Channel Islands Maritime Museum Executive Director Adri Howe said the Mystic Cruzar will be a great benefit to the maritime education community.
“The Mystic Cruzar will provide a wonderful opportunity for its visitors to voyage back in time to more fully understand our maritime heritage and to get a glimpse into the lives of those sailors who lived and worked on maritime vessels. And just as in all things we learn from the past, we can bring that knowledge and understanding of the past into our lives today,” Howe said. “We are so grateful to the Chrismans for their dedicated and ongoing support of maritime educational programs and the educational vision that they have for the Mystic Cruzar.”
About the Mystic Cruzar
The ship was built in Florida in 1967 and that year began offering one- to five-day sailing cruises out of Mystic, Connecticut along with brunch, lunch, dinner and sunset cruises and environmental education programs.
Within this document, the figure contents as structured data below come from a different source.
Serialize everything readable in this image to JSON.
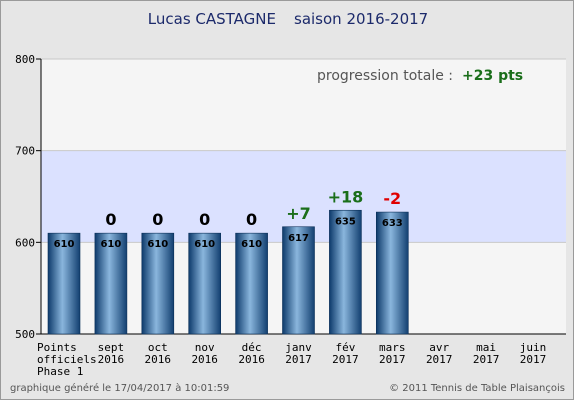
{
  "header": {
    "player": "Lucas CASTAGNE",
    "season": "saison 2016-2017"
  },
  "progression": {
    "label": "progression totale :",
    "value": "+23 pts"
  },
  "footer": {
    "generated": "graphique généré le 17/04/2017 à 10:01:59",
    "copyright": "© 2011 Tennis de Table Plaisançois"
  },
  "colors": {
    "background": "#e6e6e6",
    "plot_area": "#f5f5f5",
    "highlight_band": "#dbe1ff",
    "bar": "#1f5c99",
    "positive": "#1a6e1a",
    "negative": "#e00000",
    "neutral": "#000000"
  },
  "chart_data": {
    "type": "bar",
    "title": "Lucas CASTAGNE    saison 2016-2017",
    "categories": [
      [
        "Points",
        "officiels",
        "Phase 1"
      ],
      [
        "sept",
        "2016"
      ],
      [
        "oct",
        "2016"
      ],
      [
        "nov",
        "2016"
      ],
      [
        "déc",
        "2016"
      ],
      [
        "janv",
        "2017"
      ],
      [
        "fév",
        "2017"
      ],
      [
        "mars",
        "2017"
      ],
      [
        "avr",
        "2017"
      ],
      [
        "mai",
        "2017"
      ],
      [
        "juin",
        "2017"
      ]
    ],
    "values": [
      610,
      610,
      610,
      610,
      610,
      617,
      635,
      633,
      null,
      null,
      null
    ],
    "deltas": [
      null,
      "0",
      "0",
      "0",
      "0",
      "+7",
      "+18",
      "-2",
      null,
      null,
      null
    ],
    "ylim": [
      500,
      800
    ],
    "yticks": [
      500,
      600,
      700,
      800
    ],
    "highlight_band": [
      600,
      700
    ],
    "grid": true,
    "legend": false
  }
}
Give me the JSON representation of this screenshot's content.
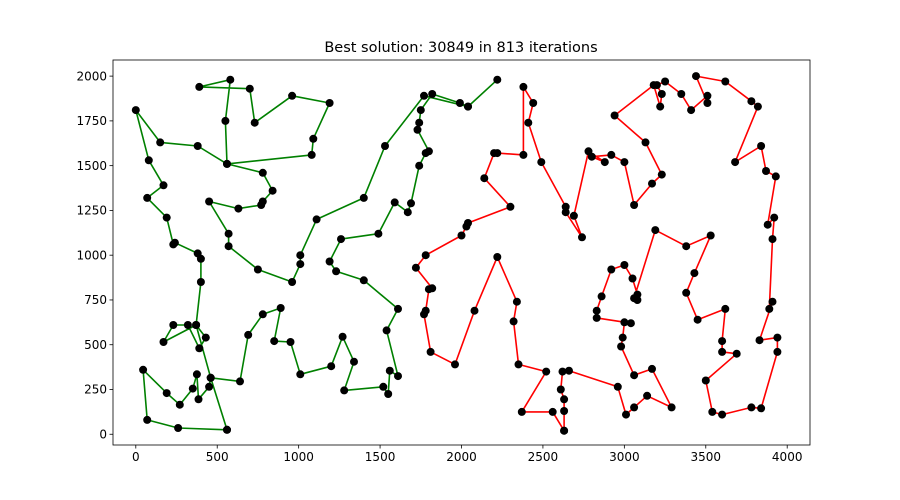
{
  "chart_data": {
    "type": "line",
    "title": "Best solution: 30849 in 813 iterations",
    "xlabel": "",
    "ylabel": "",
    "xlim": [
      -140,
      4140
    ],
    "ylim": [
      -60,
      2090
    ],
    "xticks": [
      0,
      500,
      1000,
      1500,
      2000,
      2500,
      3000,
      3500,
      4000
    ],
    "yticks": [
      0,
      250,
      500,
      750,
      1000,
      1250,
      1500,
      1750,
      2000
    ],
    "grid": false,
    "series": [
      {
        "color": "#008000",
        "points": [
          [
            560,
            25
          ],
          [
            260,
            35
          ],
          [
            70,
            80
          ],
          [
            45,
            360
          ],
          [
            190,
            230
          ],
          [
            270,
            165
          ],
          [
            350,
            255
          ],
          [
            375,
            335
          ],
          [
            385,
            195
          ],
          [
            450,
            265
          ],
          [
            460,
            315
          ],
          [
            640,
            295
          ],
          [
            690,
            555
          ],
          [
            780,
            670
          ],
          [
            890,
            705
          ],
          [
            850,
            520
          ],
          [
            950,
            515
          ],
          [
            1010,
            335
          ],
          [
            1200,
            380
          ],
          [
            1270,
            545
          ],
          [
            1340,
            405
          ],
          [
            1280,
            245
          ],
          [
            1520,
            265
          ],
          [
            1550,
            225
          ],
          [
            1560,
            355
          ],
          [
            1610,
            325
          ],
          [
            1540,
            580
          ],
          [
            1610,
            700
          ],
          [
            1400,
            860
          ],
          [
            1230,
            910
          ],
          [
            1190,
            965
          ],
          [
            1260,
            1090
          ],
          [
            1490,
            1120
          ],
          [
            1590,
            1295
          ],
          [
            1670,
            1240
          ],
          [
            1690,
            1290
          ],
          [
            1740,
            1500
          ],
          [
            1780,
            1570
          ],
          [
            1800,
            1580
          ],
          [
            1730,
            1700
          ],
          [
            1740,
            1740
          ],
          [
            1750,
            1810
          ],
          [
            1820,
            1900
          ],
          [
            1990,
            1850
          ],
          [
            2040,
            1830
          ],
          [
            2220,
            1980
          ],
          [
            2040,
            1830
          ],
          [
            1770,
            1890
          ],
          [
            1530,
            1610
          ],
          [
            1400,
            1320
          ],
          [
            1110,
            1200
          ],
          [
            1010,
            1000
          ],
          [
            1010,
            950
          ],
          [
            960,
            850
          ],
          [
            750,
            920
          ],
          [
            570,
            1050
          ],
          [
            570,
            1120
          ],
          [
            450,
            1300
          ],
          [
            630,
            1260
          ],
          [
            770,
            1280
          ],
          [
            780,
            1300
          ],
          [
            840,
            1360
          ],
          [
            780,
            1460
          ],
          [
            560,
            1510
          ],
          [
            550,
            1750
          ],
          [
            580,
            1980
          ],
          [
            390,
            1940
          ],
          [
            700,
            1930
          ],
          [
            730,
            1740
          ],
          [
            960,
            1890
          ],
          [
            1190,
            1850
          ],
          [
            1090,
            1650
          ],
          [
            1080,
            1560
          ],
          [
            560,
            1510
          ],
          [
            380,
            1610
          ],
          [
            150,
            1630
          ],
          [
            0,
            1810
          ],
          [
            80,
            1530
          ],
          [
            170,
            1390
          ],
          [
            70,
            1320
          ],
          [
            190,
            1210
          ],
          [
            230,
            1060
          ],
          [
            240,
            1070
          ],
          [
            380,
            1010
          ],
          [
            400,
            980
          ],
          [
            400,
            850
          ],
          [
            370,
            610
          ],
          [
            430,
            540
          ],
          [
            390,
            480
          ],
          [
            320,
            610
          ],
          [
            230,
            610
          ],
          [
            170,
            515
          ],
          [
            370,
            610
          ],
          [
            460,
            315
          ],
          [
            560,
            25
          ]
        ]
      },
      {
        "color": "#ff0000",
        "points": [
          [
            2630,
            20
          ],
          [
            2630,
            130
          ],
          [
            2630,
            195
          ],
          [
            2610,
            250
          ],
          [
            2620,
            350
          ],
          [
            2660,
            355
          ],
          [
            2960,
            265
          ],
          [
            3010,
            110
          ],
          [
            3060,
            150
          ],
          [
            3140,
            215
          ],
          [
            3290,
            150
          ],
          [
            3170,
            365
          ],
          [
            3060,
            330
          ],
          [
            2980,
            490
          ],
          [
            2990,
            540
          ],
          [
            3000,
            625
          ],
          [
            3040,
            620
          ],
          [
            2830,
            650
          ],
          [
            2830,
            690
          ],
          [
            2860,
            770
          ],
          [
            2920,
            920
          ],
          [
            3000,
            945
          ],
          [
            3050,
            870
          ],
          [
            3080,
            780
          ],
          [
            3080,
            750
          ],
          [
            3060,
            760
          ],
          [
            3190,
            1140
          ],
          [
            3380,
            1050
          ],
          [
            3530,
            1110
          ],
          [
            3430,
            900
          ],
          [
            3380,
            790
          ],
          [
            3450,
            640
          ],
          [
            3620,
            700
          ],
          [
            3600,
            520
          ],
          [
            3600,
            460
          ],
          [
            3690,
            450
          ],
          [
            3500,
            300
          ],
          [
            3540,
            125
          ],
          [
            3600,
            110
          ],
          [
            3780,
            150
          ],
          [
            3840,
            145
          ],
          [
            3940,
            460
          ],
          [
            3940,
            540
          ],
          [
            3830,
            525
          ],
          [
            3910,
            740
          ],
          [
            3890,
            700
          ],
          [
            3910,
            1090
          ],
          [
            3920,
            1210
          ],
          [
            3880,
            1170
          ],
          [
            3930,
            1440
          ],
          [
            3870,
            1470
          ],
          [
            3840,
            1610
          ],
          [
            3680,
            1520
          ],
          [
            3820,
            1830
          ],
          [
            3780,
            1860
          ],
          [
            3620,
            1970
          ],
          [
            3440,
            2000
          ],
          [
            3510,
            1850
          ],
          [
            3510,
            1890
          ],
          [
            3410,
            1810
          ],
          [
            3350,
            1900
          ],
          [
            3250,
            1970
          ],
          [
            3200,
            1950
          ],
          [
            3230,
            1900
          ],
          [
            3220,
            1830
          ],
          [
            3180,
            1950
          ],
          [
            2940,
            1780
          ],
          [
            3130,
            1630
          ],
          [
            3230,
            1450
          ],
          [
            3170,
            1400
          ],
          [
            3060,
            1280
          ],
          [
            3000,
            1520
          ],
          [
            2920,
            1560
          ],
          [
            2800,
            1550
          ],
          [
            2880,
            1520
          ],
          [
            2780,
            1580
          ],
          [
            2690,
            1220
          ],
          [
            2740,
            1100
          ],
          [
            2640,
            1240
          ],
          [
            2640,
            1270
          ],
          [
            2490,
            1520
          ],
          [
            2410,
            1740
          ],
          [
            2440,
            1850
          ],
          [
            2380,
            1940
          ],
          [
            2380,
            1560
          ],
          [
            2220,
            1570
          ],
          [
            2200,
            1570
          ],
          [
            2140,
            1430
          ],
          [
            2300,
            1270
          ],
          [
            2040,
            1180
          ],
          [
            2030,
            1160
          ],
          [
            2000,
            1110
          ],
          [
            1780,
            1000
          ],
          [
            1720,
            930
          ],
          [
            1820,
            815
          ],
          [
            1800,
            810
          ],
          [
            1780,
            690
          ],
          [
            1770,
            670
          ],
          [
            1810,
            460
          ],
          [
            1960,
            390
          ],
          [
            2080,
            690
          ],
          [
            2220,
            990
          ],
          [
            2340,
            740
          ],
          [
            2320,
            630
          ],
          [
            2350,
            390
          ],
          [
            2520,
            350
          ],
          [
            2370,
            125
          ],
          [
            2560,
            125
          ],
          [
            2630,
            20
          ]
        ]
      }
    ]
  }
}
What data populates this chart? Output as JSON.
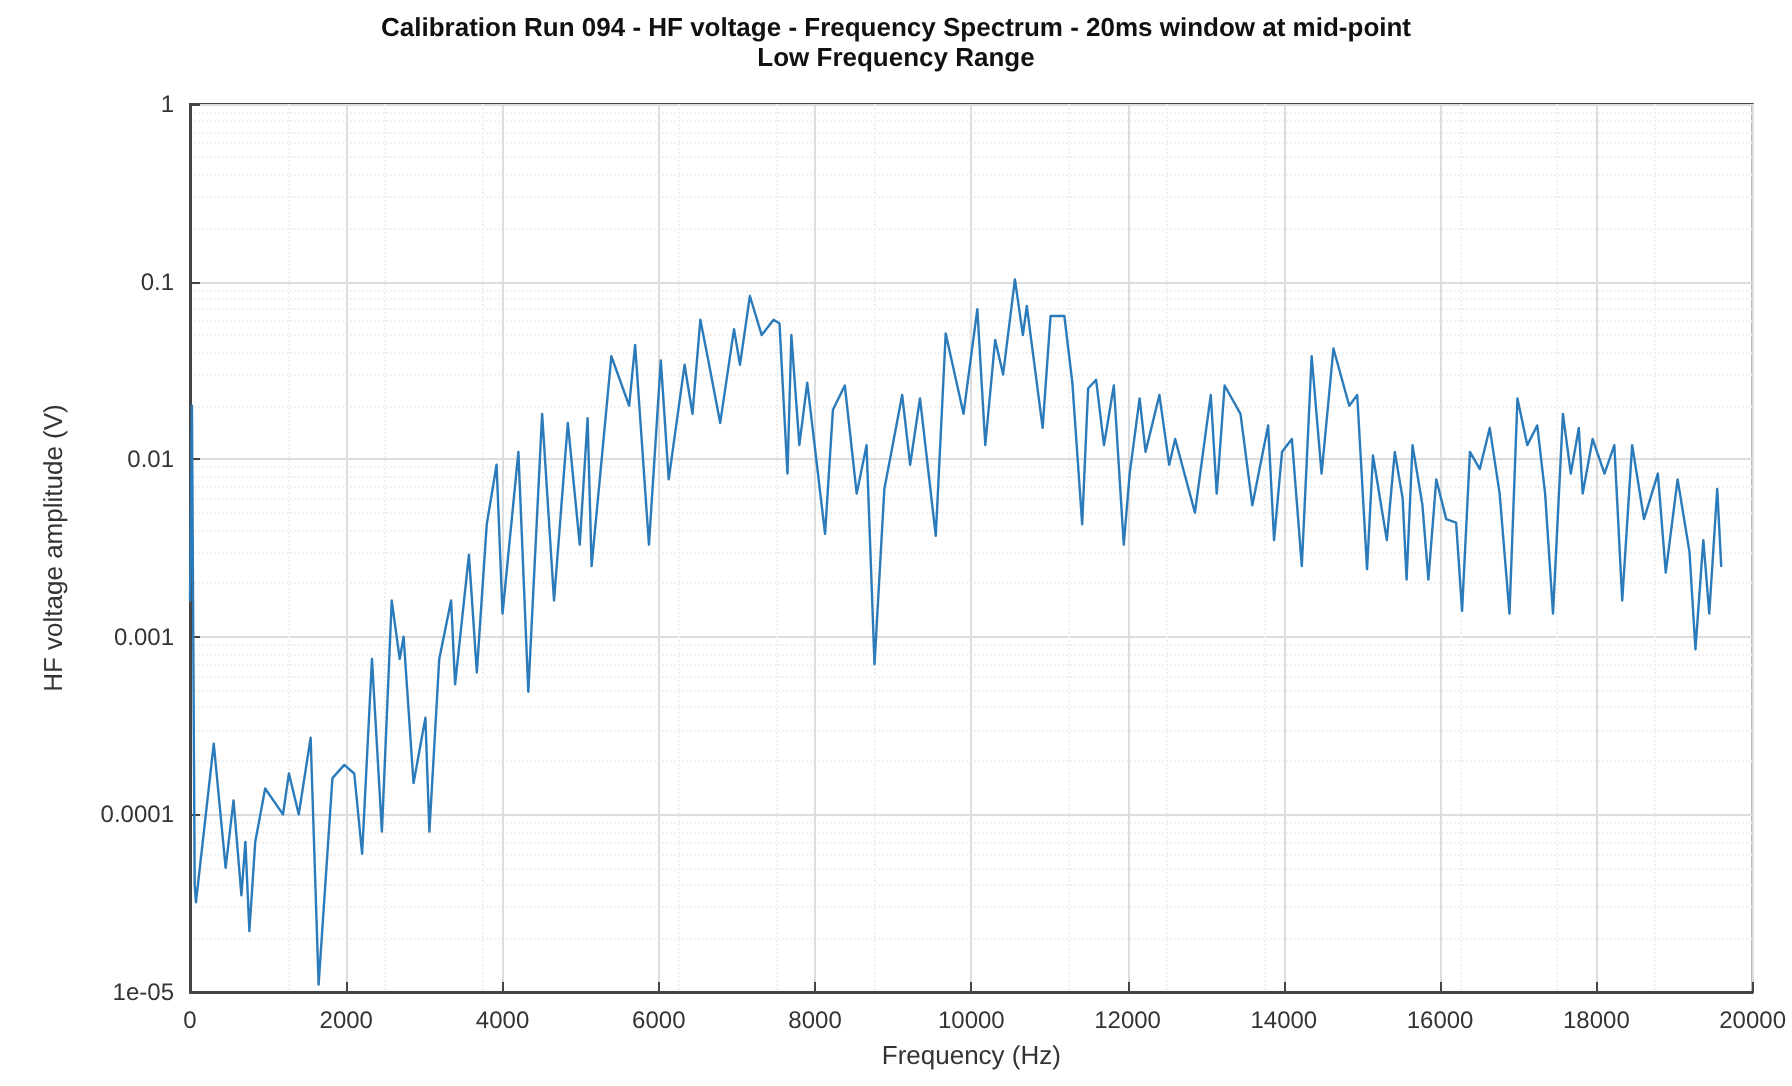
{
  "chart_data": {
    "type": "line",
    "title": "Calibration Run 094 - HF voltage - Frequency Spectrum - 20ms window at mid-point",
    "subtitle": "Low Frequency Range",
    "xlabel": "Frequency (Hz)",
    "ylabel": "HF voltage amplitude (V)",
    "x": [
      0,
      25,
      60,
      76,
      304,
      456,
      557,
      658,
      709,
      760,
      835,
      962,
      1190,
      1266,
      1392,
      1544,
      1646,
      1823,
      1975,
      2102,
      2203,
      2329,
      2456,
      2582,
      2684,
      2734,
      2861,
      3013,
      3064,
      3190,
      3342,
      3393,
      3570,
      3671,
      3798,
      3924,
      4000,
      4203,
      4330,
      4507,
      4659,
      4836,
      4988,
      5089,
      5140,
      5393,
      5621,
      5697,
      5874,
      6026,
      6127,
      6330,
      6431,
      6532,
      6634,
      6786,
      6963,
      7039,
      7166,
      7317,
      7469,
      7545,
      7647,
      7697,
      7799,
      7900,
      8128,
      8229,
      8381,
      8533,
      8659,
      8761,
      8887,
      9115,
      9217,
      9343,
      9545,
      9672,
      9900,
      10077,
      10179,
      10305,
      10407,
      10558,
      10660,
      10710,
      10913,
      11014,
      11191,
      11293,
      11419,
      11495,
      11597,
      11698,
      11824,
      11951,
      12027,
      12154,
      12230,
      12407,
      12533,
      12609,
      12862,
      13065,
      13141,
      13242,
      13445,
      13597,
      13799,
      13875,
      13977,
      14103,
      14230,
      14356,
      14483,
      14635,
      14837,
      14939,
      15065,
      15141,
      15318,
      15420,
      15521,
      15571,
      15647,
      15774,
      15850,
      15951,
      16078,
      16205,
      16281,
      16382,
      16508,
      16635,
      16762,
      16888,
      16990,
      17116,
      17243,
      17344,
      17445,
      17572,
      17673,
      17775,
      17825,
      17952,
      18104,
      18230,
      18331,
      18458,
      18610,
      18787,
      18888,
      19040,
      19192,
      19268,
      19369,
      19445,
      19547,
      19598
    ],
    "series": [
      {
        "color": "#2b7bba",
        "values": [
          0.0016,
          0.02,
          4e-05,
          3.2e-05,
          0.00025,
          5e-05,
          0.00012,
          3.5e-05,
          7e-05,
          2.2e-05,
          7e-05,
          0.00014,
          0.0001,
          0.00017,
          0.0001,
          0.00027,
          1.1e-05,
          0.00016,
          0.00019,
          0.00017,
          6e-05,
          0.00075,
          8e-05,
          0.0016,
          0.00075,
          0.001,
          0.00015,
          0.00035,
          8e-05,
          0.00075,
          0.0016,
          0.00054,
          0.0029,
          0.00063,
          0.0043,
          0.0093,
          0.00135,
          0.011,
          0.00049,
          0.018,
          0.0016,
          0.016,
          0.0033,
          0.017,
          0.0025,
          0.038,
          0.02,
          0.044,
          0.0033,
          0.036,
          0.0077,
          0.034,
          0.018,
          0.061,
          0.036,
          0.016,
          0.054,
          0.034,
          0.083,
          0.05,
          0.061,
          0.058,
          0.0083,
          0.05,
          0.012,
          0.027,
          0.0038,
          0.019,
          0.026,
          0.0064,
          0.012,
          0.0007,
          0.0068,
          0.023,
          0.0093,
          0.022,
          0.0037,
          0.051,
          0.018,
          0.07,
          0.012,
          0.047,
          0.03,
          0.103,
          0.05,
          0.073,
          0.015,
          0.064,
          0.064,
          0.027,
          0.0043,
          0.025,
          0.028,
          0.012,
          0.026,
          0.0033,
          0.0083,
          0.022,
          0.011,
          0.023,
          0.0093,
          0.013,
          0.005,
          0.023,
          0.0064,
          0.026,
          0.018,
          0.0055,
          0.0155,
          0.0035,
          0.011,
          0.013,
          0.0025,
          0.038,
          0.0083,
          0.042,
          0.02,
          0.023,
          0.0024,
          0.0105,
          0.0035,
          0.011,
          0.006,
          0.0021,
          0.012,
          0.0055,
          0.0021,
          0.0077,
          0.0046,
          0.0044,
          0.0014,
          0.011,
          0.0088,
          0.015,
          0.0064,
          0.00135,
          0.022,
          0.012,
          0.0155,
          0.0064,
          0.00135,
          0.018,
          0.0083,
          0.015,
          0.0064,
          0.013,
          0.0083,
          0.012,
          0.0016,
          0.012,
          0.0046,
          0.0083,
          0.0023,
          0.0077,
          0.003,
          0.00085,
          0.0035,
          0.00135,
          0.0068,
          0.0025
        ]
      }
    ],
    "xlim": [
      0,
      20000
    ],
    "xticks": [
      0,
      2000,
      4000,
      6000,
      8000,
      10000,
      12000,
      14000,
      16000,
      18000,
      20000
    ],
    "ylim": [
      1e-05,
      1
    ],
    "yticks": [
      {
        "value": 1e-05,
        "label": "1e-05"
      },
      0.0001,
      0.001,
      0.01,
      0.1,
      1
    ],
    "log": "y",
    "grid": true,
    "marker": "none",
    "line_style": "solid"
  }
}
In 2006, the schooner moved to City Pier, Connecticut, where it has operated since and participated in various maritime festivals in the city.
The schooner historically carried 3,000 to 4,000 passengers each year from May to October. In 2018, both Connecticut and Yankee Magazine named it the best coastal cruise in Connecticut.
The ship is a reproduction of a late 19-century coastal cargo schooner with 3,000 square feet of sail and a diesel engine. It features Italian oak floors and fir wainscoting with mahogany accents along with six bathrooms with host showers. It was rebuilt in 1993.
The Mystic Cruzar is Coast Guard certified for 50 passengers plus 10 crew.